Baltic states declare war on alcohol
Nowhere in the world is alcohol consumed in such great quantities as in Lithuania, according to a recent report by the World Health Organisation. In a counteroffensive the Lithuanian governing coalition wants to reduce alcohol consumption through various bans. In neighbouring Latvia, where similar quantities of alcohol are consumed, the sale of alcohol in two-litre bottles is to be banned as of 2020. Baltic media see little sense in the measures.
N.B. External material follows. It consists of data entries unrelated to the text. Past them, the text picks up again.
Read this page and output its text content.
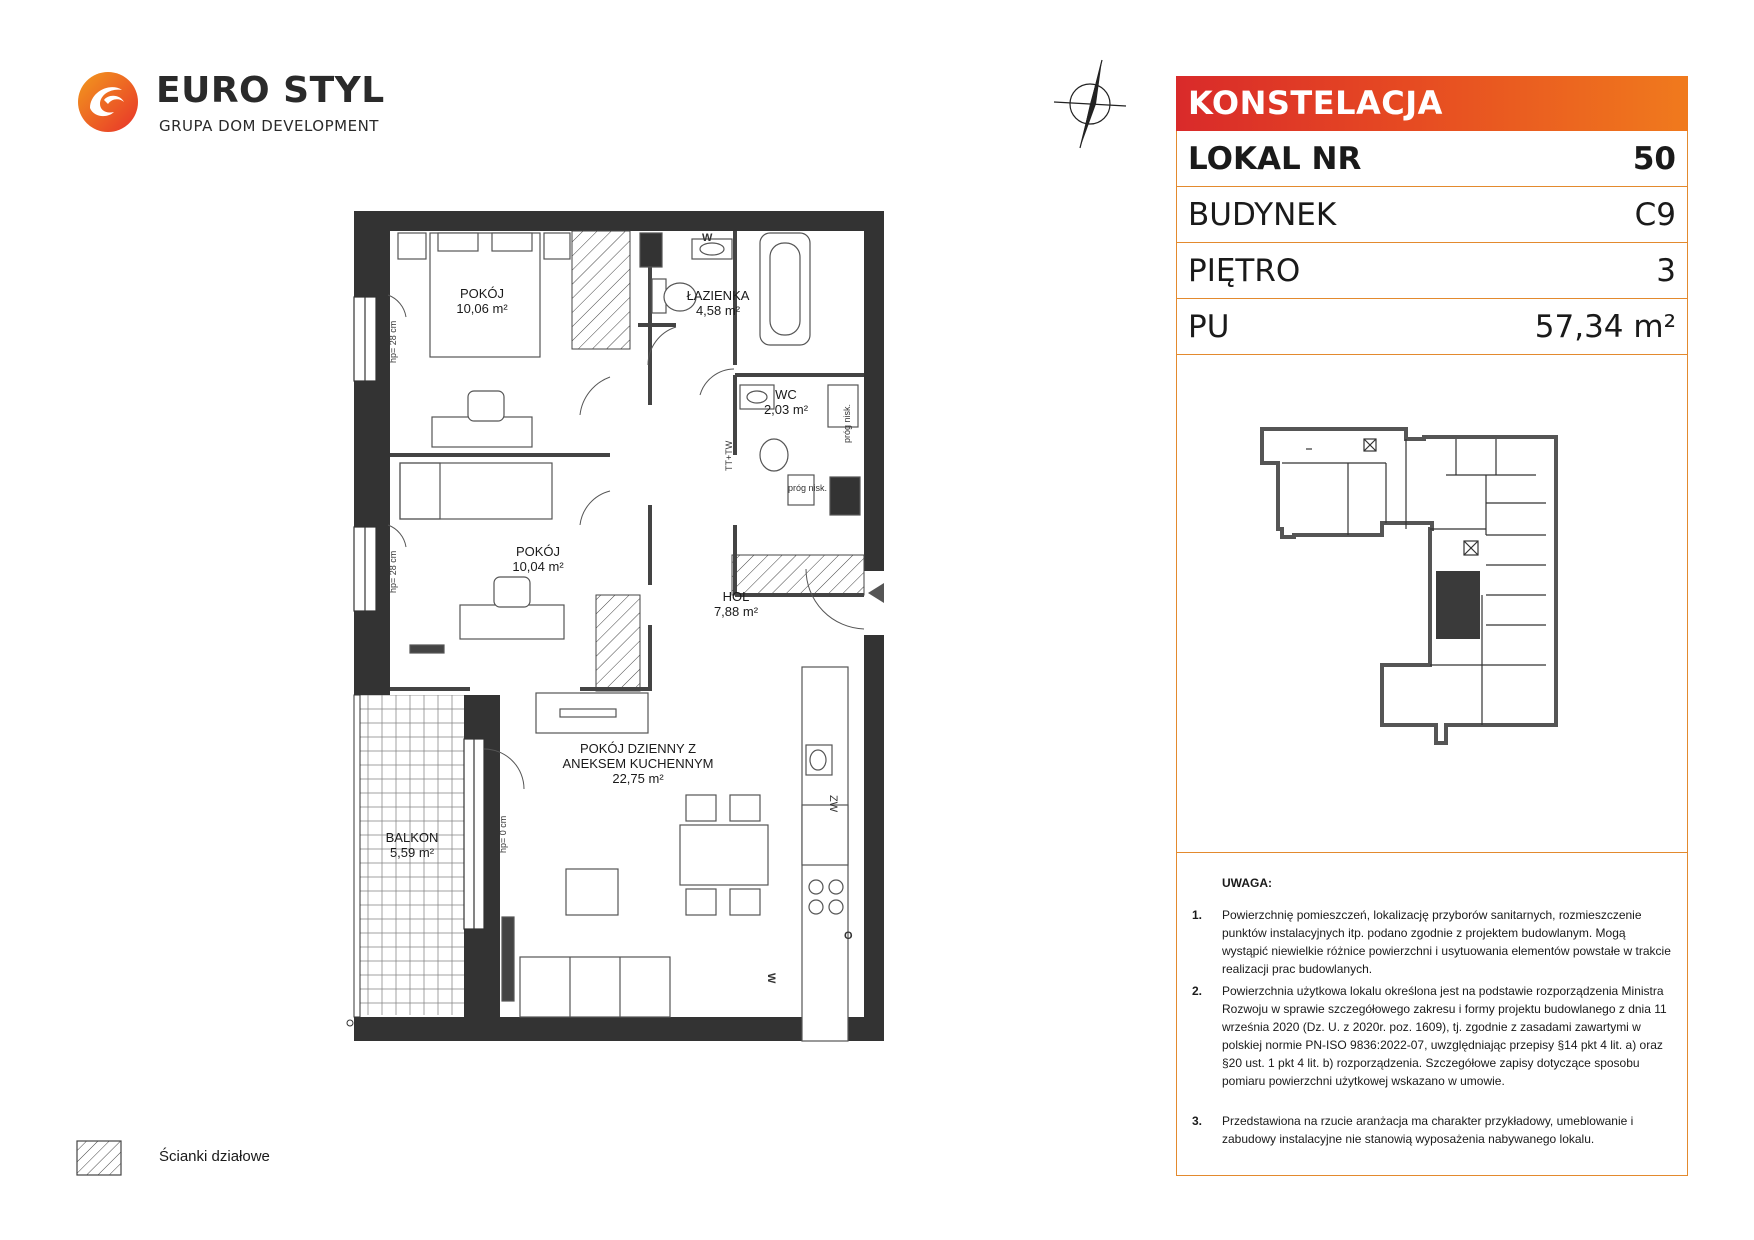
EURO STYL
GRUPA DOM DEVELOPMENT
KONSTELACJA
LOKAL NR	50
BUDYNEK	C9
PIĘTRO	3
PU	57,34 m²
UWAGA:
1. Powierzchnię pomieszczeń, lokalizację przyborów sanitarnych, rozmieszczenie punktów instalacyjnych itp. podano zgodnie z projektem budowlanym. Mogą wystąpić niewielkie różnice powierzchni i usytuowania elementów powstałe w trakcie realizacji prac budowlanych.
2. Powierzchnia użytkowa lokalu określona jest na podstawie rozporządzenia Ministra Rozwoju w sprawie szczegółowego zakresu i formy projektu budowlanego z dnia 11 września 2020 (Dz. U. z 2020r. poz. 1609), tj. zgodnie z zasadami zawartymi w polskiej normie PN-ISO 9836:2022-07, uwzględniając przepisy §14 pkt 4 lit. a) oraz §20 ust. 1 pkt 4 lit. b) rozporządzenia. Szczegółowe zapisy dotyczące sposobu pomiaru powierzchni użytkowej wskazano w umowie.
3. Przedstawiona na rzucie aranżacja ma charakter przykładowy, umeblowanie i zabudowy instalacyjne nie stanowią wyposażenia nabywanego lokalu.
POKÓJ
10,06 m²
ŁAZIENKA
4,58 m²
WC
2,03 m²
POKÓJ
10,04 m²
HOL
7,88 m²
POKÓJ DZIENNY Z
ANEKSEM KUCHENNYM
22,75 m²
BALKON
5,59 m²
hp= 28 cm
hp= 28 cm
hp= 0 cm
próg nisk.
próg nisk.
TT+TW
ZW
W
W
O
Ścianki działowe
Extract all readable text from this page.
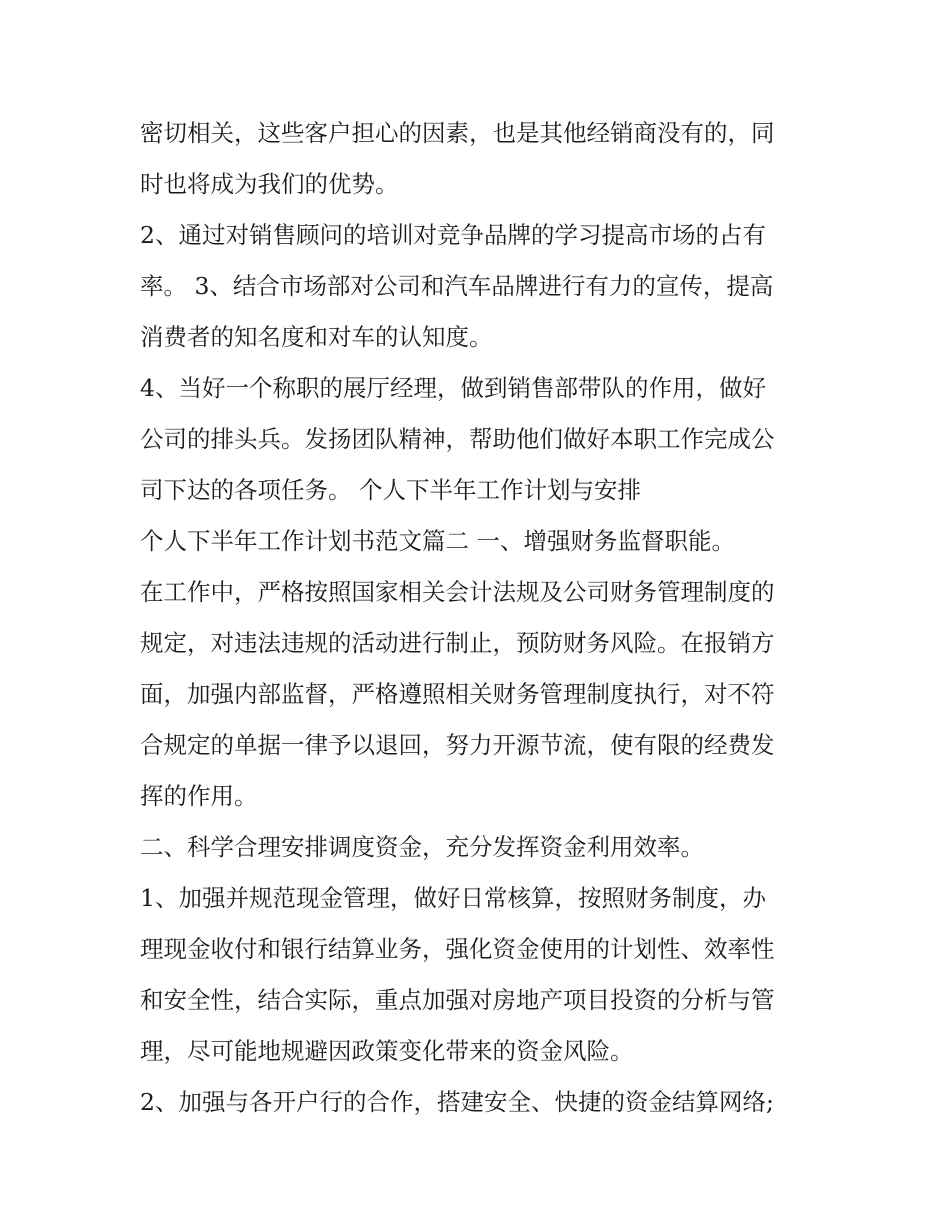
密切相关，这些客户担心的因素，也是其他经销商没有的，同
时也将成为我们的优势。
2、通过对销售顾问的培训对竞争品牌的学习提高市场的占有
率。 3、结合市场部对公司和汽车品牌进行有力的宣传，提高
消费者的知名度和对车的认知度。
4、当好一个称职的展厅经理，做到销售部带队的作用，做好
公司的排头兵。发扬团队精神，帮助他们做好本职工作完成公
司下达的各项任务。 个人下半年工作计划与安排
个人下半年工作计划书范文篇二 一、增强财务监督职能。
在工作中，严格按照国家相关会计法规及公司财务管理制度的
规定，对违法违规的活动进行制止，预防财务风险。在报销方
面，加强内部监督，严格遵照相关财务管理制度执行，对不符
合规定的单据一律予以退回，努力开源节流，使有限的经费发
挥的作用。
二、科学合理安排调度资金，充分发挥资金利用效率。
1、加强并规范现金管理，做好日常核算，按照财务制度，办
理现金收付和银行结算业务，强化资金使用的计划性、效率性
和安全性，结合实际，重点加强对房地产项目投资的分析与管
理，尽可能地规避因政策变化带来的资金风险。
2、加强与各开户行的合作，搭建安全、快捷的资金结算网络;
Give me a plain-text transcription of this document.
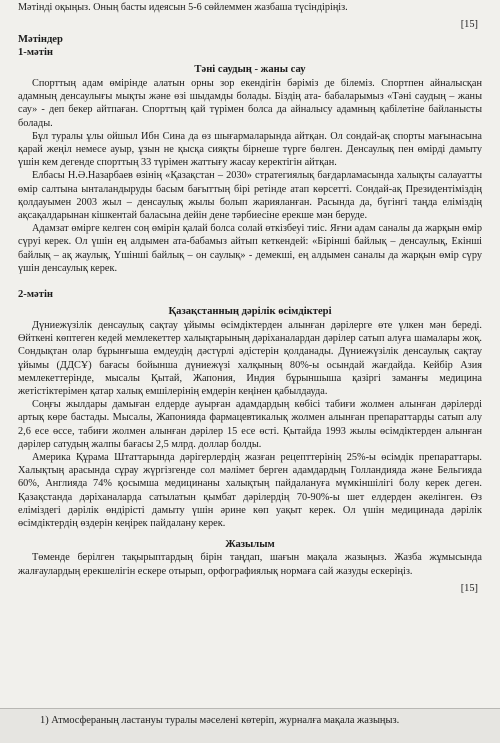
Мәтінді оқыңыз. Оның басты идеясын 5-6 сөйлеммен жазбаша түсіндіріңіз.
[15]
Мәтіндер
1-мәтін
Тәні саудың - жаны сау

Спорттың адам өмірінде алатын орны зор екендігін бәріміз де білеміз. Спортпен айналысқан адамның денсаулығы мықты және өзі шыдамды болады. Біздің ата- бабаларымыз «Тәні саудың – жаны сау» - деп бекер айтпаған. Спорттың қай түрімен болса да айналысу адамның қабілетіне байланысты болады.

Бұл туралы ұлы ойшыл Ибн Сина да өз шығармаларында айтқан. Ол сондай-ақ спорты мағынасына қарай жеңіл немесе ауыр, ұзын не қысқа сияқты бірнеше түрге бөлген. Денсаулық пен өмірді дамыту үшін кем дегенде спорттың 33 түрімен жаттығу жасау керектігін айтқан.

Елбасы Н.Ә.Назарбаев өзінің «Қазақстан – 2030» стратегиялық бағдарламасында халықты салауатты өмір салтына ынталандыруды басым бағыттың бірі ретінде атап көрсетті. Сондай-ақ Президентіміздің қолдауымен 2003 жыл – денсаулық жылы болып жарияланған. Расында да, бүгінгі таңда еліміздің ақсақалдарынан кішкентай баласына дейін дене тәрбиесіне ерекше мән беруде.

Адамзат өмірге келген соң өмірін қалай болса солай өткізбеуі тиіс. Яғни адам саналы да жарқын өмір сүруі керек. Ол үшін ең алдымен ата-бабамыз айтып кеткендей: «Бірінші байлық – денсаулық, Екінші байлық – ақ жаулық, Үшінші байлық – он саулық» - демекші, ең алдымен саналы да жарқын өмір сүру үшін денсаулық керек.

2-мәтін
Қазақстанның дәрілік өсімдіктері

Дүниежүзілік денсаулық сақтау ұйымы өсімдіктерден алынған дәрілерге өте үлкен мән береді. Өйткені көптеген кедей мемлекеттер халықтарының дәріханалардан дәрілер сатып алуға шамалары жоқ. Сондықтан олар бұрынғыша емдеудің дәстүрлі әдістерін қолданады. Дүниежүзілік денсаулық сақтау ұйымы (ДДСҰ) бағасы бойынша дүниежүзі халқының 80%-ы осындай жағдайда. Кейбір Азия мемлекеттерінде, мысалы Қытай, Жапония, Индия бұрыншыша қазіргі заманғы медицина жетістіктерімен қатар халық емшілерінің емдерін кеңінен қабылдауда.

Соңғы жылдары дамыған елдерде ауырған адамдардың көбісі табиғи жолмен алынған дәрілерді артық көре бастады. Мысалы, Жапонияда фармацевтикалық жолмен алынған препараттарды сатып алу 2,6 есе өссе, табиғи жолмен алынған дәрілер 15 есе өсті. Қытайда 1993 жылы өсімдіктерден алынған дәрілер сатудың жалпы бағасы 2,5 млрд. доллар болды.

Америка Құрама Штаттарында дәрігерлердің жазған рецепттерінің 25%-ы өсімдік препараттары. Халықтың арасында сұрау жүргізгенде сол мәлімет берген адамдардың Голландияда және Бельгияда 60%, Англияда 74% қосымша медицинаны халықтың пайдалануға мүмкіншілігі болу керек деген. Қазақстанда дәріханаларда сатылатын қымбат дәрілердің 70-90%-ы шет елдерден әкелінген. Өз еліміздегі дәрілік өндірісті дамыту үшін әрине көп уақыт керек. Ол үшін медицинада дәрілік өсімдіктердің өздерін кеңірек пайдалану керек.

Жазылым

Төменде берілген тақырыптардың бірін таңдап, шағын мақала жазыңыз. Жазба жұмысында жалғаулардың ерекшелігін ескере отырып, орфографиялық нормаға сай жазуды ескеріңіз.

[15]
1) Атмосфераның ластануы туралы мәселені көтеріп, журналға мақала жазыңыз.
Proposals won't solve the problem
Banning the sale of alcoholic beverages in larger bottles in Latvia won't solve the problem, Neatkarīgā warns:
“Alcoholics simply need their dose. Changing the size of the packaging won't prevent them from consuming a certain volume of alcohol. Instead of buying one 2-litre bottle they'll buy two 1-litre bottles. Because the smaller packaging won't make alcohol so expensive that alcoholics decide to go without their usual dose. … The MPs' decision isn't based on any studies that prove the effectiveness of such a measure. They simply believe that the 1-litre bottle will have a positive impact on the citizens' health.”
Lithuania loves bans
With its measures aimed at reducing alcohol consumption Lithuania's ruling Peasant and Green Union (LPGU) party is targeting citizens who are critical of the government, Lrt radio commentator Ramūnas Bogdanas suspects:
“Behind the alcohol bans and the [parallel] efforts to restrict freedom of opinion lies a strategy aimed at flattering the lumpenprotelariat and defanging critics. The ruling politicians probably think that the lumpenprotelariat makes up the majority; that musicians, journalists and business people can be swatted away like annoying flies, thus silencing their accusations. By banning alcohol in bars the government wants to restrict people's freedom, force them to leave so that they no longer can no longer prevent the country from being turned into a police state. But the planned restrictions won't affect those who guzzle down the drink they've just bought outside the store. Because the government wants to be surrounded by obedient idiots. Then Lithuania, the land of bans, will thrive.”